Longer duration of type 2 diabetes and any use of medication for the disease are risk factors for short-term bone fracture, results from a large community-based study have shown.

“Osteoporotic fractures are a significant public health burden, causing high morbidity, mortality, and associated health care costs,” Elizabeth J. Samelson, PhD, said in an interview in advance of the annual scientific and clinical congress of the American Association of Clinical Endocrinologists. “Risk of fractures are higher in patients with type 2 diabetes. Further, outcomes are worse in type 2 diabetes patients, with greater frequency of complications following a fracture.”

Given the projected increase in type 2 diabetes in the U.S. population, Dr. Samelson, an associate scientist at the Marcus Institute for Aging Research at Hebrew SeniorLife and Harvard Medical School, Boston, and colleagues set out to evaluate the short- and long-term risks of bone fractures associated with the disease. They drew from 2,105 women and 1,130 men who participated in the Framingham Original and Offspring Cohorts and whose baseline osteoporosis visit was around 1990. Type 2 diabetes was defined as having a fasting plasma glucose of greater than 125 mg/dL or being on treatment for the disease. Incident fractures excluded finger, toe, skull, face, and pathologic fractures, and the researchers used repeated measures analyses to estimate hazard ratios for the association between type 2 diabetes, type 2 diabetes medication use, and type 2 diabetes duration and incident fracture, adjusted for age, sex, height, and weight.

The mean age of the study participants was 67 years, and the mean follow-up was 9 years. The prevalence of type 2 diabetes in women and men was 7% and 13%, respectively, and 63% and 51% of those were on medication for the disease. The mean duration of diabetes was 8 years.

Dr. Samelson and colleagues found that the cumulative incidence of fracture was 37% in women with type 2 diabetes and 30% in those without the disease. Meanwhile, the cumulative incidence of fracture was 11% in men with type 2 diabetes and 16% in those without the disease. The researchers also found that type 2 diabetes was associated with 1-year fracture risk in women (hazard ratio, 2.23), but not in men.

In the entire study population, longer duration of type 2 diabetes increased the 2-year fracture risk (HR, 1.28), as did the use of any type 2 diabetes medication (HR, 1.70). The researchers observed no statistically significant differences between type 2 diabetes and long-term incidence of fracture.

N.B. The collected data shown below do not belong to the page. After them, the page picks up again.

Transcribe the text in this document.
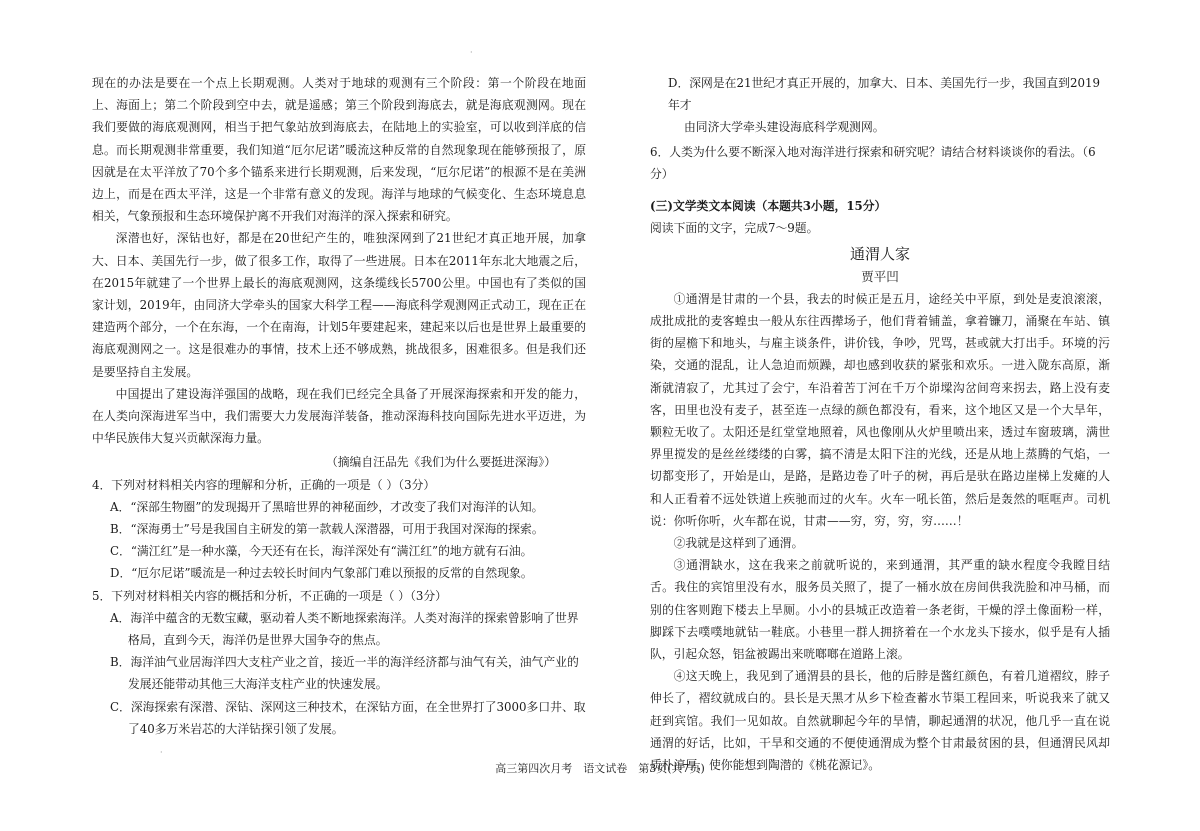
·
·

现在的办法是要在一个点上长期观测。人类对于地球的观测有三个阶段：第一个阶段在地面上、海面上；第二个阶段到空中去，就是遥感；第三个阶段到海底去，就是海底观测网。现在我们要做的海底观测网，相当于把气象站放到海底去，在陆地上的实验室，可以收到洋底的信息。而长期观测非常重要，我们知道“厄尔尼诺”暖流这种反常的自然现象现在能够预报了，原因就是在太平洋放了70个多个锚系来进行长期观测，后来发现，“厄尔尼诺”的根源不是在美洲边上，而是在西太平洋，这是一个非常有意义的发现。海洋与地球的气候变化、生态环境息息相关，气象预报和生态环境保护离不开我们对海洋的深入探索和研究。

深潜也好，深钻也好，都是在20世纪产生的，唯独深网到了21世纪才真正地开展，加拿大、日本、美国先行一步，做了很多工作，取得了一些进展。日本在2011年东北大地震之后，在2015年就建了一个世界上最长的海底观测网，这条缆线长5700公里。中国也有了类似的国家计划，2019年，由同济大学牵头的国家大科学工程——海底科学观测网正式动工，现在正在建造两个部分，一个在东海，一个在南海，计划5年要建起来，建起来以后也是世界上最重要的海底观测网之一。这是很难办的事情，技术上还不够成熟，挑战很多，困难很多。但是我们还是要坚持自主发展。

中国提出了建设海洋强国的战略，现在我们已经完全具备了开展深海探索和开发的能力，在人类向深海进军当中，我们需要大力发展海洋装备，推动深海科技向国际先进水平迈进，为中华民族伟大复兴贡献深海力量。

（摘编自汪品先《我们为什么要挺进深海》）

4．下列对材料相关内容的理解和分析，正确的一项是（ ）（3分）

A．“深部生物圈”的发现揭开了黑暗世界的神秘面纱，才改变了我们对海洋的认知。

B．“深海勇士”号是我国自主研发的第一款载人深潜器，可用于我国对深海的探索。

C．“满江红”是一种水藻，今天还有在长，海洋深处有“满江红”的地方就有石油。

D．“厄尔尼诺”暖流是一种过去较长时间内气象部门难以预报的反常的自然现象。

5．下列对材料相关内容的概括和分析，不正确的一项是（ ）（3分）

A．海洋中蕴含的无数宝藏，驱动着人类不断地探索海洋。人类对海洋的探索曾影响了世界格局，直到今天，海洋仍是世界大国争夺的焦点。

B．海洋油气业居海洋四大支柱产业之首，接近一半的海洋经济都与油气有关，油气产业的发展还能带动其他三大海洋支柱产业的快速发展。

C．深海探索有深潜、深钻、深网这三种技术，在深钻方面，在全世界打了3000多口井、取了40多万米岩芯的大洋钻探引领了发展。

D．深网是在21世纪才真正开展的，加拿大、日本、美国先行一步，我国直到2019年才
由同济大学牵头建设海底科学观测网。

6．人类为什么要不断深入地对海洋进行探索和研究呢？请结合材料谈谈你的看法。（6分）

(三)文学类文本阅读（本题共3小题，15分）

阅读下面的文字，完成7～9题。

通渭人家

贾平凹

①通渭是甘肃的一个县，我去的时候正是五月，途经关中平原，到处是麦浪滚滚，成批成批的麦客蝗虫一般从东往西撵场子，他们背着铺盖，拿着镰刀，涌聚在车站、镇街的屋檐下和地头，与雇主谈条件，讲价钱，争吵，咒骂，甚或就大打出手。环境的污染，交通的混乱，让人急迫而烦躁，却也感到收获的紧张和欢乐。一进入陇东高原，渐渐就清寂了，尤其过了会宁，车沿着苦丁河在千万个峁墚沟岔间弯来拐去，路上没有麦客，田里也没有麦子，甚至连一点绿的颜色都没有，看来，这个地区又是一个大旱年，颗粒无收了。太阳还是红堂堂地照着，风也像刚从火炉里喷出来，透过车窗玻璃，满世界里搅发的是丝丝缕缕的白雾，搞不清是太阳下注的光线，还是从地上蒸腾的气焰，一切都变形了，开始是山，是路，是路边卷了叶子的树，再后是驮在路边崖梯上发瘫的人和人正看着不远处铁道上疾驰而过的火车。火车一吼长笛，然后是轰然的哐哐声。司机说：你听你听，火车都在说，甘肃——穷，穷，穷，穷……！

②我就是这样到了通渭。

③通渭缺水，这在我来之前就听说的，来到通渭，其严重的缺水程度令我瞠目结舌。我住的宾馆里没有水，服务员关照了，提了一桶水放在房间供我洗脸和冲马桶，而别的住客则跑下楼去上旱厕。小小的县城正改造着一条老街，干燥的浮土像面粉一样，脚踩下去噗噗地就钻一鞋底。小巷里一群人拥挤着在一个水龙头下接水，似乎是有人插队，引起众怒，铝盆被踢出来咣啷啷在道路上滚。

④这天晚上，我见到了通渭县的县长，他的后脖是酱红颜色，有着几道褶纹，脖子伸长了，褶纹就成白的。县长是天黑才从乡下检查蓄水节渠工程回来，听说我来了就又赶到宾馆。我们一见如故。自然就聊起今年的旱情，聊起通渭的状况，他几乎一直在说通渭的好话，比如，干旱和交通的不便使通渭成为整个甘肃最贫困的县，但通渭民风却质朴淳厚，使你能想到陶潜的《桃花源记》。

高三第四次月考　语文试卷　第3页(共7页)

“Previous studies have contributed to understanding the higher incidence of fractures and worse outcomes in type 2 diabetes, [but] the current study demonstrated that patients [with type 2 diabetes] have 50% to 100% higher short-term [1- to 2-year] risk of fracture independent of clinical risk factors, whereas long-term [10-year] risk of fracture was similar in [patients with] type 2 diabetes and those who do not have [the disease],” Dr. Samelson said. “The current study has some inherent limitations of observational studies, including a lack of definitive determination of causality and that the results are not generalizable to patients with similar demographics. The study, however, is robust in the availability of detailed clinical information, which allows for control of multiple confounding variables.”

Dr. Samelson reported having no financial disclosures. Coauthors Setareh Williams, PhD, and Rich Weiss, MD, are employees and shareholders of Radius Health Inc.